Below I am sharing my thoughts on several aspects that bears might point out here:
One of the key concerns might be that e-Bloc and e-Boost appear to be rather commoditized products, with seemingly large competition. For instance, e-Bloc competes with other switchgear system providers, including such power management space behemoths as Eaton Corporation. This, coupled with PPSI’s significant customer concentration (e.g., revenues from a single customer accounted for 45% of total sales in 2022), might indicate that company’s product could potentially face significant competition. However, judging by PPSI’s rapid growth over the recent years, it appears that the company’s products might be differentiated from the competition.
The investment thesis here partially relies on PPSI management’s outlook.
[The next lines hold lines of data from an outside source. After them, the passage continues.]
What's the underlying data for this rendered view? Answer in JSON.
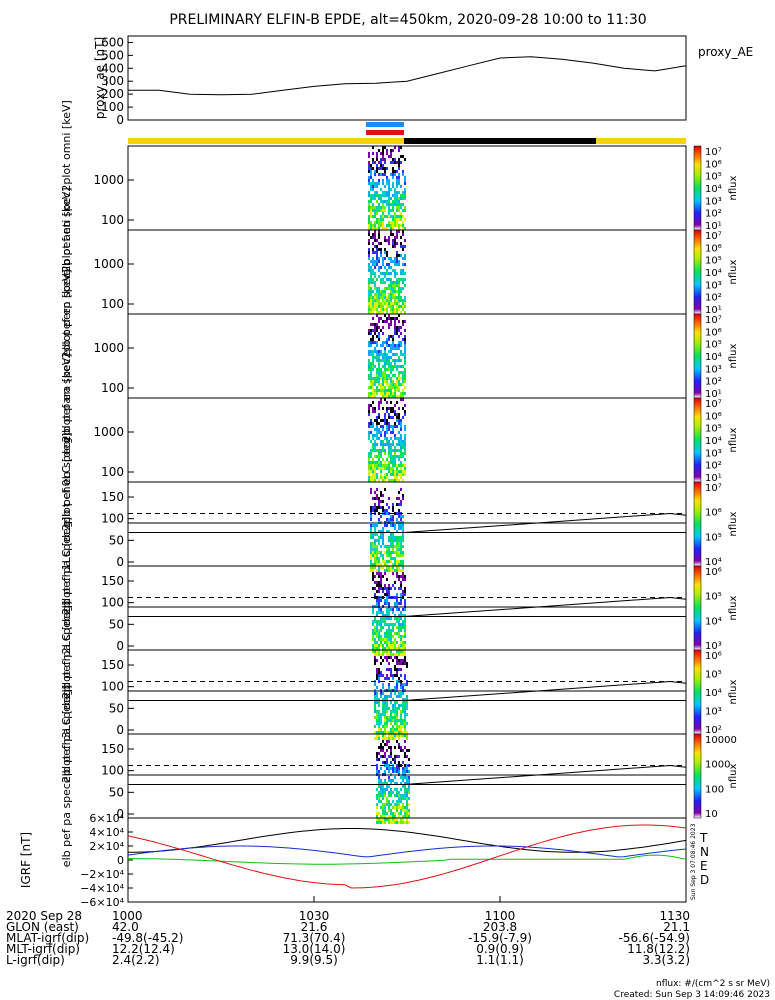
{
  "title": "PRELIMINARY ELFIN-B EPDE, alt=450km, 2020-09-28 10:00 to 11:30",
  "proxy_ae": {
    "ylabel": "proxy_ae [nT]",
    "legend": "proxy_AE",
    "yticks": [
      "600",
      "500",
      "400",
      "300",
      "200",
      "100",
      "0"
    ],
    "ylim": [
      0,
      650
    ],
    "x": [
      0,
      5,
      10,
      15,
      20,
      25,
      30,
      35,
      40,
      45,
      50,
      55,
      60,
      65,
      70,
      75,
      80,
      85,
      90
    ],
    "values": [
      230,
      230,
      200,
      195,
      200,
      230,
      260,
      280,
      285,
      300,
      360,
      420,
      480,
      490,
      470,
      440,
      400,
      380,
      420
    ]
  },
  "status_bars": {
    "colors": {
      "yellow": "#f5d400",
      "black": "#000000",
      "blue": "#1a8cff",
      "red": "#e01010"
    }
  },
  "spectrograms": [
    {
      "name": "omni",
      "ylabel": "elb pef en spec2plot omni [keV]",
      "yticks": [
        "1000",
        "100"
      ],
      "cb_labels": [
        "10⁷",
        "10⁶",
        "10⁵",
        "10⁴",
        "10³",
        "10²",
        "10¹"
      ],
      "cb_title": "nflux"
    },
    {
      "name": "anti",
      "ylabel": "elb pef en spec2plot anti [keV]",
      "yticks": [
        "1000",
        "100"
      ],
      "cb_labels": [
        "10⁷",
        "10⁶",
        "10⁵",
        "10⁴",
        "10³",
        "10²",
        "10¹"
      ],
      "cb_title": "nflux"
    },
    {
      "name": "perp",
      "ylabel": "elb pef en spec2plot perp [keV]",
      "yticks": [
        "1000",
        "100"
      ],
      "cb_labels": [
        "10⁷",
        "10⁶",
        "10⁵",
        "10⁴",
        "10³",
        "10²",
        "10¹"
      ],
      "cb_title": "nflux"
    },
    {
      "name": "para",
      "ylabel": "elb pef en spec2plot para [keV]",
      "yticks": [
        "1000",
        "100"
      ],
      "cb_labels": [
        "10⁷",
        "10⁶",
        "10⁵",
        "10⁴",
        "10³",
        "10²",
        "10¹"
      ],
      "cb_title": "nflux"
    }
  ],
  "pitch_angle": [
    {
      "name": "ch0LC",
      "ylabel": "elb pef pa spec2plot ch0LC [deg]",
      "yticks": [
        "150",
        "100",
        "50",
        "0"
      ],
      "cb_labels": [
        "10⁷",
        "10⁶",
        "10⁵",
        "10⁴"
      ],
      "cb_title": "nflux"
    },
    {
      "name": "ch1LC",
      "ylabel": "elb pef pa spec2plot ch1LC [deg]",
      "yticks": [
        "150",
        "100",
        "50",
        "0"
      ],
      "cb_labels": [
        "10⁶",
        "10⁵",
        "10⁴",
        "10³"
      ],
      "cb_title": "nflux"
    },
    {
      "name": "ch2LC",
      "ylabel": "elb pef pa spec2plot ch2LC [deg]",
      "yticks": [
        "150",
        "100",
        "50",
        "0"
      ],
      "cb_labels": [
        "10⁶",
        "10⁵",
        "10⁴",
        "10³",
        "10²"
      ],
      "cb_title": "nflux"
    },
    {
      "name": "ch3LC",
      "ylabel": "elb pef pa spec2plot ch3LC [deg]",
      "yticks": [
        "150",
        "100",
        "50",
        "0"
      ],
      "cb_labels": [
        "10000",
        "1000",
        "100",
        "10"
      ],
      "cb_title": "nflux"
    }
  ],
  "igrf": {
    "ylabel": "IGRF [nT]",
    "yticks": [
      "6×10⁴",
      "4×10⁴",
      "2×10⁴",
      "0",
      "−2×10⁴",
      "−4×10⁴",
      "−6×10⁴"
    ],
    "ylim": [
      -60000,
      60000
    ],
    "legend": [
      {
        "label": "T",
        "color": "#000000"
      },
      {
        "label": "N",
        "color": "#1030d0"
      },
      {
        "label": "E",
        "color": "#10c010"
      },
      {
        "label": "D",
        "color": "#e01010"
      }
    ],
    "side_stamp": "Sun Sep  3 07:08:46 2023"
  },
  "x_axis": {
    "ticks": [
      "1000",
      "1030",
      "1100",
      "1130"
    ]
  },
  "ephemeris": {
    "rows": [
      {
        "label": "2020 Sep 28",
        "values": [
          "1000",
          "1030",
          "1100",
          "1130"
        ]
      },
      {
        "label": "GLON (east)",
        "values": [
          "42.0",
          "21.6",
          "203.8",
          "21.1"
        ]
      },
      {
        "label": "MLAT-igrf(dip)",
        "values": [
          "-49.8(-45.2)",
          "71.3(70.4)",
          "-15.9(-7.9)",
          "-56.6(-54.9)"
        ]
      },
      {
        "label": "MLT-igrf(dip)",
        "values": [
          "12.2(12.4)",
          "13.0(14.0)",
          "0.9(0.9)",
          "11.8(12.2)"
        ]
      },
      {
        "label": "L-igrf(dip)",
        "values": [
          "2.4(2.2)",
          "9.9(9.5)",
          "1.1(1.1)",
          "3.3(3.2)"
        ]
      }
    ]
  },
  "footer": {
    "units": "nflux: #/(cm^2 s sr MeV)",
    "created": "Created: Sun Sep  3 14:09:46 2023"
  }
}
However, while there is a risk that management’s guidance might be too rosy, what gives some confidence on this front is high insider ownership (29%) and the fact that management has generally met its guidance over the recent years (since 2018).
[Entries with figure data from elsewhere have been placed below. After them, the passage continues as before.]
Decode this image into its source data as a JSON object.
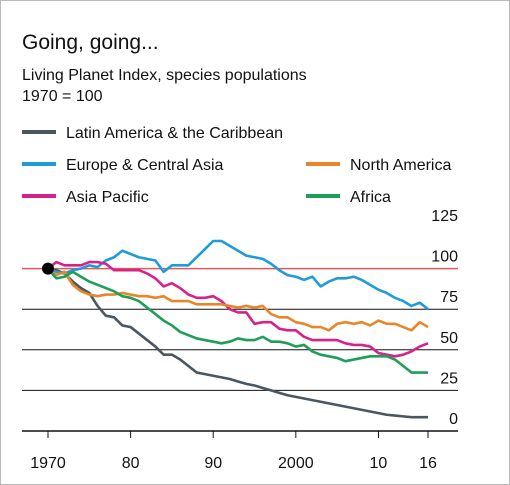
{
  "chart_data": {
    "type": "line",
    "title": "Going, going...",
    "subtitle": [
      "Living Planet Index, species populations",
      "1970 = 100"
    ],
    "x": [
      1970,
      1971,
      1972,
      1973,
      1974,
      1975,
      1976,
      1977,
      1978,
      1979,
      1980,
      1981,
      1982,
      1983,
      1984,
      1985,
      1986,
      1987,
      1988,
      1989,
      1990,
      1991,
      1992,
      1993,
      1994,
      1995,
      1996,
      1997,
      1998,
      1999,
      2000,
      2001,
      2002,
      2003,
      2004,
      2005,
      2006,
      2007,
      2008,
      2009,
      2010,
      2011,
      2012,
      2013,
      2014,
      2015,
      2016
    ],
    "series": [
      {
        "name": "Latin America & the Caribbean",
        "color": "#4a5661",
        "values": [
          100,
          99,
          97,
          92,
          88,
          85,
          77,
          71,
          70,
          65,
          64,
          60,
          56,
          52,
          47,
          47,
          44,
          40,
          36,
          35,
          34,
          33,
          32,
          30.5,
          29,
          28,
          26.5,
          25,
          23.5,
          22,
          21,
          20,
          19,
          18,
          17,
          16,
          15,
          14,
          13,
          12,
          11,
          10,
          9.5,
          9,
          8.5,
          8.5,
          8.5
        ]
      },
      {
        "name": "Europe & Central Asia",
        "color": "#1f9bd7",
        "values": [
          100,
          98,
          97,
          99,
          100,
          102,
          101,
          105,
          107,
          111,
          109,
          107,
          106,
          105,
          98,
          102,
          102,
          102,
          107,
          112,
          117,
          117,
          114,
          111,
          108,
          107,
          106,
          103,
          99,
          96,
          95,
          93,
          95,
          89,
          92,
          94,
          94,
          95,
          93,
          90,
          87,
          85,
          82,
          80,
          77,
          79,
          75
        ]
      },
      {
        "name": "Asia Pacific",
        "color": "#d6228a",
        "values": [
          100,
          104,
          102,
          102,
          102,
          104,
          104,
          103,
          99,
          99,
          99,
          99,
          97,
          94,
          89,
          91,
          88,
          84,
          82,
          82,
          83,
          80,
          75,
          73,
          73,
          66,
          67,
          67,
          63,
          62,
          62,
          58,
          56,
          56,
          56,
          56,
          54,
          53,
          53,
          52,
          48,
          47,
          46,
          47,
          49,
          52,
          54
        ]
      },
      {
        "name": "North America",
        "color": "#e8872a",
        "values": [
          100,
          96,
          98,
          90,
          86,
          84,
          83,
          84,
          84,
          85,
          84,
          83,
          83,
          82,
          83,
          80,
          80,
          80,
          78,
          78,
          78,
          78,
          77,
          76,
          77,
          76,
          77,
          72,
          70,
          70,
          67,
          66,
          64,
          64,
          62,
          66,
          67,
          66,
          67,
          65,
          68,
          66,
          66,
          64,
          62,
          67,
          64
        ]
      },
      {
        "name": "Africa",
        "color": "#1f9e5a",
        "values": [
          100,
          94,
          95,
          98,
          95,
          92,
          90,
          88,
          86,
          83,
          82,
          80,
          76,
          72,
          68,
          65,
          61,
          59,
          57,
          56,
          55,
          54,
          55,
          57,
          56,
          56,
          58,
          55,
          55,
          54,
          52,
          53,
          49,
          47,
          46,
          45,
          43,
          44,
          45,
          46,
          46,
          46,
          44,
          40,
          36,
          36,
          36
        ]
      }
    ],
    "xlim": [
      1970,
      2016
    ],
    "xticks": [
      1970,
      {
        "value": 1980,
        "label": "80"
      },
      {
        "value": 1990,
        "label": "90"
      },
      2000,
      {
        "value": 2010,
        "label": "10"
      },
      {
        "value": 2016,
        "label": "16"
      }
    ],
    "ylim": [
      0,
      125
    ],
    "yticks": [
      0,
      25,
      50,
      75,
      100,
      125
    ],
    "highlight_line": {
      "value": 100,
      "color": "#e05a5a"
    },
    "grid": true
  }
}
They have a decent moat with E-bloc, industry expertise and reputation. Their equipment is the most reliable out there, customers demand a "No-Fail" product as the implications of not having power can be massive. E-Bloc is trusted to deliver on that front.
ETN, PWR, SU could theoretically develop their own systems however this would be resource intensive and would take some time. They would probably also have to poach employees. A buyout might be cheaper than copying.
E-boost is a no moat business, they have first mover advantage there so can capitalise on that over 24-25.
They are having capacity issues as their e-bloc factory is already at 100%, cap raises appear likely if PPSI wants to meaningfully grow.
Thanks for the idea,
It seems the annual report is delayed to be filed. So far the only news on the PPSI site regarding this from late April is about the SEC notification regarding the delay... and no statement from management regarding this - neither in that release nor subsequent to that,... seems odd to me and makes me a bit uneasy.
Is there anything you know about that?